Yes but I could have 100% motivation and still miss the big sticks from 10m out because my skills suck. In general the pies look motivated but poorly skilled to me.
Individual and collective motivation are complex. The coach may be factor but one of many and not the most important. Marley may have decided his career is elsewhere, current performance is irrelevant to that and so lost some % of personal motivation. Bucks, even if he wanted to, may not be able to impact or change this mindset.
It doesn't matter what mechanisms Buck's believes are the best to maximise individual and collective motivation (worth noting, though, his approach is more in line with modern day thinking in the area). What matters is that we field a team in which individual and collective motivation is maximised. If an individual, like Marley, is unmotivated then that is a selection issue. If a number of individuals or the collective lacks motivation then that is a club culture issue. Both of these issues come back to the coach regardless.
Personally I don't see the evidence that Collingwood has a number of individuals or the collective lacks motivation.

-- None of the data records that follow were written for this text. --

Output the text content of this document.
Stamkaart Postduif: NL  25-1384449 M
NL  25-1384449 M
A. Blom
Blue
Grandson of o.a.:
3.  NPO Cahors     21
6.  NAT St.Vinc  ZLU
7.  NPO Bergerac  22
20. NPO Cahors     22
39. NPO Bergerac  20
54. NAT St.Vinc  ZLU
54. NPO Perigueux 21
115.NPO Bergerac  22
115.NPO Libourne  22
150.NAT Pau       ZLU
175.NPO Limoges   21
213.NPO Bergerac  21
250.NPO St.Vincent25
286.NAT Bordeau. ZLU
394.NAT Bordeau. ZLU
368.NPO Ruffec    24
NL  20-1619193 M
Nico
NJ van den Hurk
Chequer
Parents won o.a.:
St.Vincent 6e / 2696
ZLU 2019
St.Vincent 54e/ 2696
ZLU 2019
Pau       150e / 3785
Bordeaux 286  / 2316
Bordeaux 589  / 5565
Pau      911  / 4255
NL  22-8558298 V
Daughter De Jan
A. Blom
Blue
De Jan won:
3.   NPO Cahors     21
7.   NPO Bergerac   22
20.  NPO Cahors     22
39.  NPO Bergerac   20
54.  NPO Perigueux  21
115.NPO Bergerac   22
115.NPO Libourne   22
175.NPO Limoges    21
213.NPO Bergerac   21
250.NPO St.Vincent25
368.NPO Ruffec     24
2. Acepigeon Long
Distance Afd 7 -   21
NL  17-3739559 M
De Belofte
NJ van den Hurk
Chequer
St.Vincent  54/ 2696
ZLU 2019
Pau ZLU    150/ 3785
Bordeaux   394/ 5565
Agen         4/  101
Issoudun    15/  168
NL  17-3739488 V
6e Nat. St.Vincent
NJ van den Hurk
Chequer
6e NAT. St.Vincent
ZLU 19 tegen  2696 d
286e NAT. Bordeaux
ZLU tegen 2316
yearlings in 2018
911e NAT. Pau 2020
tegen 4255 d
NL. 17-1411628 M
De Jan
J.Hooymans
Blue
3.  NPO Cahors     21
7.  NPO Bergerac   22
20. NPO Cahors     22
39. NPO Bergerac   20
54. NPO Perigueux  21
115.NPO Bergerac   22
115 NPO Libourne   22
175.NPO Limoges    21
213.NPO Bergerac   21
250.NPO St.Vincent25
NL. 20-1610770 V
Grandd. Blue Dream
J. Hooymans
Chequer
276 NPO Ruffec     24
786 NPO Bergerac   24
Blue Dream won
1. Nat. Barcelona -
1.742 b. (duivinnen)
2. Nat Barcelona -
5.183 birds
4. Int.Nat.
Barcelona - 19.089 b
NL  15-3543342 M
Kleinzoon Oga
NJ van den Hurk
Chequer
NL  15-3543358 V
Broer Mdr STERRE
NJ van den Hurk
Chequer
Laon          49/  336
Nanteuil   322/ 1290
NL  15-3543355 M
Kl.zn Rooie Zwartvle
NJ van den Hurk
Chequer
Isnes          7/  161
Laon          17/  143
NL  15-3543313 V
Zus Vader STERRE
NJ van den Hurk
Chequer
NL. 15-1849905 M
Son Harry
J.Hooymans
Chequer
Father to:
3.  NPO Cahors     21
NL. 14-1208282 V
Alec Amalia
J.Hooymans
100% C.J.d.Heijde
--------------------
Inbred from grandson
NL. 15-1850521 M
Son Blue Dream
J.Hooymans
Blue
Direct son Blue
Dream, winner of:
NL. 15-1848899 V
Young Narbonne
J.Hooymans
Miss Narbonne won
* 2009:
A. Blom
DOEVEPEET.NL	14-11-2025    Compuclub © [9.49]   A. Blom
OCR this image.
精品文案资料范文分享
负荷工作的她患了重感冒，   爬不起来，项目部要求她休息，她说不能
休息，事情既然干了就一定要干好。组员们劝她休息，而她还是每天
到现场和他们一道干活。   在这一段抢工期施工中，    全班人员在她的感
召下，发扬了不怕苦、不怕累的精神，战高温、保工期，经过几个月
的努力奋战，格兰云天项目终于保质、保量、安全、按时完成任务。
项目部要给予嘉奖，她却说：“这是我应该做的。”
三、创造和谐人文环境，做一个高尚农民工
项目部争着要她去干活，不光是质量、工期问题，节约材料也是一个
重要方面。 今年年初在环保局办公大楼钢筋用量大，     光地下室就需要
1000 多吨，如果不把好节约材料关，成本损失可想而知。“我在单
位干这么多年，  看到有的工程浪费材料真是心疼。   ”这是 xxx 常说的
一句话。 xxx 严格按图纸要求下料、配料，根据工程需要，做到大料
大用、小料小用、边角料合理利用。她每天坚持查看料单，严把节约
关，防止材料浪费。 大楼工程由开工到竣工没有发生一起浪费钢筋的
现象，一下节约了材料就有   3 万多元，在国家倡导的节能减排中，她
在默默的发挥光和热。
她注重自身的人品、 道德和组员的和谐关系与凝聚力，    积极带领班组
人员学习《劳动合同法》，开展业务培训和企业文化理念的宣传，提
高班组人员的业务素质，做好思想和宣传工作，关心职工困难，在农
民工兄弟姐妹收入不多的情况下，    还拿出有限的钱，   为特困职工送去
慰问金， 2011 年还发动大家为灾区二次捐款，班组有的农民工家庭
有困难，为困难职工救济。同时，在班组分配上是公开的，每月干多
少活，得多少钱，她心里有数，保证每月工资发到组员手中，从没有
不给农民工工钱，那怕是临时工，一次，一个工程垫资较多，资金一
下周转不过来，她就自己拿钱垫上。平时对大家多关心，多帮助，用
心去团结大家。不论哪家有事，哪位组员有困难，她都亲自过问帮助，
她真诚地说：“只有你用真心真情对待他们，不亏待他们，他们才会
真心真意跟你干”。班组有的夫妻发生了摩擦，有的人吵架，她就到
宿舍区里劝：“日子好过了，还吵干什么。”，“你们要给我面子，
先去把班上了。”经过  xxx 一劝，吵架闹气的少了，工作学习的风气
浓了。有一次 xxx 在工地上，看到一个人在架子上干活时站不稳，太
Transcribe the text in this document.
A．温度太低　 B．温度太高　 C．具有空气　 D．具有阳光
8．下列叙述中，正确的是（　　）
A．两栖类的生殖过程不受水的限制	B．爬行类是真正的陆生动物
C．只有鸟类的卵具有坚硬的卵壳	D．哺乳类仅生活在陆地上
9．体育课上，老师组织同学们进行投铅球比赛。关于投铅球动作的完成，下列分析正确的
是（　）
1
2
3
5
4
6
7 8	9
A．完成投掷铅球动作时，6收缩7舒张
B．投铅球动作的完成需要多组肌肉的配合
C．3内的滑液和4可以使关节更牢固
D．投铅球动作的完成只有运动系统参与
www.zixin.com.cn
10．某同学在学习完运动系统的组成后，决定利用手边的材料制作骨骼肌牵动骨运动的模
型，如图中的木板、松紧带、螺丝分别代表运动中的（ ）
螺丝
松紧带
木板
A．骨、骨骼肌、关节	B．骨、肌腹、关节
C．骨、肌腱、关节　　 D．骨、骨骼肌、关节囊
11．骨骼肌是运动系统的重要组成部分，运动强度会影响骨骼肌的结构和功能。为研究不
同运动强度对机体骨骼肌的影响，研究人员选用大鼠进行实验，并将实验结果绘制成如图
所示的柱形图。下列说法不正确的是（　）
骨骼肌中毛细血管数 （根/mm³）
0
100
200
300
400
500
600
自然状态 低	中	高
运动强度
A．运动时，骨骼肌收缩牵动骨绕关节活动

As an aside, skill level can be impacted just as much by fear of failure. When the conscious mind intrudes skills head south. Cloke is a classic example of this with his yips. I have seen that heaps this year. Marsh was another example in his early games this year. The effort was there, he'd make a mistake then come screaming around, so focused on repairing his mistake he'd not read the play well and give a way a free. My concern is that the culture at the pies doesn't allow for errors, puts too much mental intensity on the players restricting their ability to play their natural game, building fear not confidence. Could be inexperience, not sure on this, no real concrete evidence outside of a hunch.
A similar issue is players not knowing what they should be doing, conscious mind gets involved and skills go out the window. This has been clearly evident in our backline in many games: players not knowing who to pick up, whether they should go up or not, where to run. This may be inexperience - Maynard has greatly improved over the games he has played in this regard. It may also be lack of leadership - if Maxy was there shouting "pick ra ra up", the younger players wouldn't need to think about it. Either explanation begs the question is this the appropriate game plan to maximise the development of a young, inexperienced and lacking in leadership side.